Volvo is investing in a startup called FreeWire whose rapid charging systems for electric cars are being installed across BP gasoline stations in Europe this year.
Fast charging is a crucial factor in luring customers to electric cars, reflected in moves across the sector. BMW, Daimler, Ford and Volkswagen for instance have jointly pledged to open 400 ultra-fast charging stations in Europe by 2020, aiming to close the gap with Tesla.
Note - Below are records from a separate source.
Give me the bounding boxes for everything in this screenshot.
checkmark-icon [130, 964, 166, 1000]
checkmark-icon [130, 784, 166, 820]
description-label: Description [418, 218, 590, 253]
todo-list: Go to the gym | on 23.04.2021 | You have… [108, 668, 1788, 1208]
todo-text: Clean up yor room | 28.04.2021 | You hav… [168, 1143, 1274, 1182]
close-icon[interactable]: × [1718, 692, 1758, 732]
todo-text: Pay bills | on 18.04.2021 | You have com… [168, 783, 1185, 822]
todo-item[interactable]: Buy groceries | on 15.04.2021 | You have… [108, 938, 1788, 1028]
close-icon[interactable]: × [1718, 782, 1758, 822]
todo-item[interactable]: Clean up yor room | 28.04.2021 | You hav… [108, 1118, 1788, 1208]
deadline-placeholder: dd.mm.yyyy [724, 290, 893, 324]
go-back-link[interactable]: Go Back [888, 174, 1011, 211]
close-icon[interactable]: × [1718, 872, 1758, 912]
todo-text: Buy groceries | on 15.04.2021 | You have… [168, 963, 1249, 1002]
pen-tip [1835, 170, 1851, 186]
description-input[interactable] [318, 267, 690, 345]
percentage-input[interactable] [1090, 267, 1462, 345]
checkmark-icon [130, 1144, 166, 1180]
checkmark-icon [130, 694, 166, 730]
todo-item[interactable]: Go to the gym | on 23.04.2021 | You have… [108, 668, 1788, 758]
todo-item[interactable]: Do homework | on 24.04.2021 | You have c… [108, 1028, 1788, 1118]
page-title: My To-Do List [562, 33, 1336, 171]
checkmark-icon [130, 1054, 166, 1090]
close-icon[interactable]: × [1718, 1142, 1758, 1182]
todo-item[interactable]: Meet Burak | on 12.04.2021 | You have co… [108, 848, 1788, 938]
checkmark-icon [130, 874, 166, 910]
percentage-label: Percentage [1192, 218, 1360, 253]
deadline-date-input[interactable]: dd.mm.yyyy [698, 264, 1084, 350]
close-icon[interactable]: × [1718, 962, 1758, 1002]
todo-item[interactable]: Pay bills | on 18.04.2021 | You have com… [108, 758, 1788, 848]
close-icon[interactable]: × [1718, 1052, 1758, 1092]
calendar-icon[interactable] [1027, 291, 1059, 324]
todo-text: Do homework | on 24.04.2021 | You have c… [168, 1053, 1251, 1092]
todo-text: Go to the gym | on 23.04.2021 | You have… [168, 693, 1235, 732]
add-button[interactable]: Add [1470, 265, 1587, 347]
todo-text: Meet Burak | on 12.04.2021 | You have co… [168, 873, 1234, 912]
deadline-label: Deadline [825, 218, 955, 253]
Yet Volvo, owned by China’s Geely Holding and whose XC40 sport utility vehicle will be its first all-electric offering in a strategy to generate half of its sales annually from fully electric cars by 2025, has said it does not see itself owning service or charging stations.
Through its Volvo Cars Tech Fund, the Swedish company said it had bought a stake in FreeWire, though it gave no further details.
The fund’s CEO Zaki Fasihuddin said Volvo expected an already visible shortage of charging points to grow in magnitude as a wave of electric cars hits the streets in five years.
“With electrification there’s going to be a lot of pressure not only to build infrastructure, but also to help consumers get over the range anxiety they feel,” Fasihuddin told Reuters. “We think FreeWire is attacking that problem is a good way.”
Fasihuddin said Volvo’s investment would allow it to play an influential role in designing products with FreeWire and to work with BP, which invested $5 million (roughly R72 500 000) in FreeWire in January.
“If you look at the possibility of piloting an innovation, (BP’s involvement) just makes it all the more possible because we get to utilise our and BP’s retail networks and that gives us a bigger, global sandbox to play in,” Fasihuddin said.